Ao recordar 15 anos de serviço, depois de uma longa carreira dedicada à justiça e aos direitos humanos, Ireneu Barreto evocou responsabilidades, decisões, dificuldades e aprendizagens. Entre os momentos que mais o marcaram, destacou a pandemia, período em que desapareceram certezas, foram interrompidas rotinas e as instituições tiveram de encontrar respostas para uma realidade desconhecida.
O ex-representante da República considerou, contudo, que esse período também revelou “o melhor das pessoas”, através da solidariedade, do sentido de comunidade, da capacidade de sacrifício e da vontade de proteger os outros. “Foi aí que senti, de forma intensa, o verdadeiro significado de servir, porque, por vezes, uma função deixa de ser apenas um cargo e passa a ser um compromisso com as pessoas e com o interesse público”, declarou.
Ireneu Barreto abordou igualmente a instabilidade política e institucional vivida pela Madeira em 2024 e 2025, quando as responsabilidades do representante do Estado foram particularmente postas à prova. Garantiu ter procurado exercer as funções com independência, serenidade e respeito pela Constituição, pela autonomia regional, pela legitimidade democrática e pelo Estado de Direito. “Se o fiz bem, não me cabe a mim dizê-lo. Aos outros compete avaliar”, observou.
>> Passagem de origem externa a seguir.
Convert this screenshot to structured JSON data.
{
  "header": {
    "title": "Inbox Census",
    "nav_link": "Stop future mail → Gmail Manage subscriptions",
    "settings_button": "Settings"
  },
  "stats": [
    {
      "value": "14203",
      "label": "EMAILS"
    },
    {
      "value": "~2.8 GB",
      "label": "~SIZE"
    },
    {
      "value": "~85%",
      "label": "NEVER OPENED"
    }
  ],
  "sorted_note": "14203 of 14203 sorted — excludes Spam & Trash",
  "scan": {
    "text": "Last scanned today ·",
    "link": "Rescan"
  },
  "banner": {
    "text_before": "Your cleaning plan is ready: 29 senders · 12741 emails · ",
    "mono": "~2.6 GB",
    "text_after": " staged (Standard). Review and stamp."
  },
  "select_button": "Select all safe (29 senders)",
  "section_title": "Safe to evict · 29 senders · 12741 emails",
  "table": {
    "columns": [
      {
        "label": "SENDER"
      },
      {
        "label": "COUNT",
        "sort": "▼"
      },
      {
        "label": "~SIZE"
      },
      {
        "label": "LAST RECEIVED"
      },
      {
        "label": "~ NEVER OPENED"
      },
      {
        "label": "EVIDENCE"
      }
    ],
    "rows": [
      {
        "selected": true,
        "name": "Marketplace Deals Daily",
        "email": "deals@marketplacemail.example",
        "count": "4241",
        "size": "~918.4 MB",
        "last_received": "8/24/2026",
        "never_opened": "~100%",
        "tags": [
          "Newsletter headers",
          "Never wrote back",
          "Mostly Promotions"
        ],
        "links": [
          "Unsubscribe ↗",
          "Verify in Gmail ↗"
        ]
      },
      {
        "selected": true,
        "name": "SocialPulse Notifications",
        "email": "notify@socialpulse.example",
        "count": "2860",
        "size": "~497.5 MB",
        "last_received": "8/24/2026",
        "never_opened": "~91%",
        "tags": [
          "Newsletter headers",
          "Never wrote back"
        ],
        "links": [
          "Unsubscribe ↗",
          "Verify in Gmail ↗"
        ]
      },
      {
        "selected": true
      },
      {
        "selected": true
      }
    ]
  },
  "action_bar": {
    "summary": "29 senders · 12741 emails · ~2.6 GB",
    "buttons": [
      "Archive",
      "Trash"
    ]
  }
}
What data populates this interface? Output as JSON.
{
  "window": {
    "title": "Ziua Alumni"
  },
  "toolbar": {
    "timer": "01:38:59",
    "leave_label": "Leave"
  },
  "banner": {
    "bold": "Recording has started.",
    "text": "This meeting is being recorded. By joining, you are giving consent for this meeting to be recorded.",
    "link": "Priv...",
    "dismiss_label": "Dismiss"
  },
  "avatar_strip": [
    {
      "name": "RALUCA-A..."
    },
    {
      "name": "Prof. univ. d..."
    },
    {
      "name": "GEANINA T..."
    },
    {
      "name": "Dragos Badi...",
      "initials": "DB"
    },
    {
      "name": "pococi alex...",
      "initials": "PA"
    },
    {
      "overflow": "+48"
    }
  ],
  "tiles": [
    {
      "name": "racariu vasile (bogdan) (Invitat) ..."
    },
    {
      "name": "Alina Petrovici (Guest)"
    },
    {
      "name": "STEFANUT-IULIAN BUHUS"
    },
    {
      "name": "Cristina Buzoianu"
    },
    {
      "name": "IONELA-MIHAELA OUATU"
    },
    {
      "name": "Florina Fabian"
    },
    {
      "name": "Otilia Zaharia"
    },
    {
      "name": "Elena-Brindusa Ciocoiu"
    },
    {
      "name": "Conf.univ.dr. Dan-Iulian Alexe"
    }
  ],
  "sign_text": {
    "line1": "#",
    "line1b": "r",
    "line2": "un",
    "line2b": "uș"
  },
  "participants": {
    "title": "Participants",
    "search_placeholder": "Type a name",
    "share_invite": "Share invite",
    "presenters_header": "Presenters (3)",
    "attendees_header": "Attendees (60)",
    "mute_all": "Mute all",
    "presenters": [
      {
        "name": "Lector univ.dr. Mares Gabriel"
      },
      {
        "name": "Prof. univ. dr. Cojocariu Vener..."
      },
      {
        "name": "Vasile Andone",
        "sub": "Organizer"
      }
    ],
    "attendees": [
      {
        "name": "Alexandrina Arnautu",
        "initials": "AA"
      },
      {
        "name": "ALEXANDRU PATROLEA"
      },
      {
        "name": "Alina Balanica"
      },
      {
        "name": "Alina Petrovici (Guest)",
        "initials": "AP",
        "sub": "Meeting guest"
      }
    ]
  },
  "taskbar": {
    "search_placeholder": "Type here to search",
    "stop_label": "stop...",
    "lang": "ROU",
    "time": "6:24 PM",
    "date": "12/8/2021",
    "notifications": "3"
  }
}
O homenageado dedicou o louvor aos pais, que realizaram “sacrifícios inenarráveis” para formar os três filhos num período de grandes dificuldades, e manifestou solidariedade para com os familiares que emigraram para a Venezuela. Agradeceu ainda à mulher, aos que o ensinaram e a todos os que trabalharam consigo. “Nenhum percurso se constrói sozinho”, concluiu, recebendo a distinção como o reconhecimento de um caminho feito com o apoio de inúmeras pessoas.